26/01/2026 - Edición Nº1084

Política

Réplicas al proyecto oficial

La jugada de la oposición en el Senado con apoyo sindical que complica a Milei

25/01/2026 | El peronismo y centrales sindicales buscan bloquear su tratamiento en la Cámara alta.



La discusión sobre la reforma laboral que impulsa el gobierno nacional se transformó en uno de los ejes más álgidos de la agenda política argentina, con una fuerte movilización de la oposición y el movimiento sindical para intentar bloquear su tratamiento en el Senado. Bajo el título “Un operativo para bloquear la precarización laboral”, la crónica política detalla cómo el bloque peronista y otras fuerzas opositoras suman 28 votos, insuficientes para rechazar por sí solos el proyecto que el oficialismo busca aprobar, por lo que ahora trabajan en estrategias para evitar la sesión que permita su avance legislativo.

La iniciativa -articulada en el Senado, Patricia Bullrich- concentra la atención política mientras se intenta estabilizar un frente amplio que incluya a sectores provinciales y aliados parlamentarios que aún no definieron su postura. La propia Bullrich se prepara para intensificar negociaciones con estos aliados claves la semana próxima, con el objetivo de amarrar voluntades y asegurar el quórum necesario.

Desde el peronismo y otras fuerzas de oposición sostienen que el proyecto oficial representa una “reforma libertaria” que agravaría las condiciones laborales existentes, en un contexto ya marcado por fuertes tensiones en el empleo y crecientes críticas por la precarización de las condiciones de trabajo en todo el país.

Estrategias y resistencias

En paralelo, distintos sectores sindicales y movimientos sociales han anunciado medidas de presión destinadas a visibilizar su rechazo a cualquier avance de cambios que —según denuncian— favorecerían a grandes empresas en detrimento de derechos conquistados por décadas. Cámaras empresariales y gremiales por igual han expresado preocupación por la falta de consenso y diálogo genuino entre las partes; desde la CGT se ha criticado al gobierno por negarse a una reforma consensuada, acusándolo de avanzar sin negociar con los sindicatos y otros actores representativos.

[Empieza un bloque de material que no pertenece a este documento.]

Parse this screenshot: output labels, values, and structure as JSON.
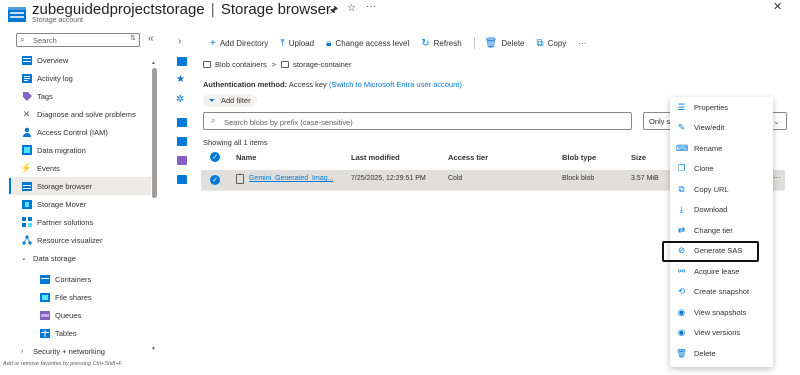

Las protestas y movilizaciones se han traducido en acciones concretas en las calles y plazas de varias ciudades argentinas en los últimos meses, con columnas de trabajadores y organizaciones reclamando la suspensión de la reforma y enfatizando que ya existen formas de “reforma de hecho” debido a la precarización creciente del empleo en sectores públicos y privados.

Un contexto de alta tensión

El operativo opositor no solo se ubica en el terreno legislativo, sino que forma parte de un escenario más amplio de disputa por el modelo laboral en Argentina, donde dirigentes sindicales advierten que la situación actual ya se caracteriza por condiciones que equivalen a una flexibilización sin marco legal claro. El impacto de estas tensiones se combina con debates sobre ajuste económico, empleo y derechos laborales, generando una fuerte polarización en torno al futuro del trabajo en el país.

Esta semana será clave, con reuniones políticas y negociaciones que definirán si el proyecto llega o no a ser debatido en el recinto senatorial, en un momento en que la precarización y la defensa de derechos laborales se han vuelto temas centrales de la discusión pública.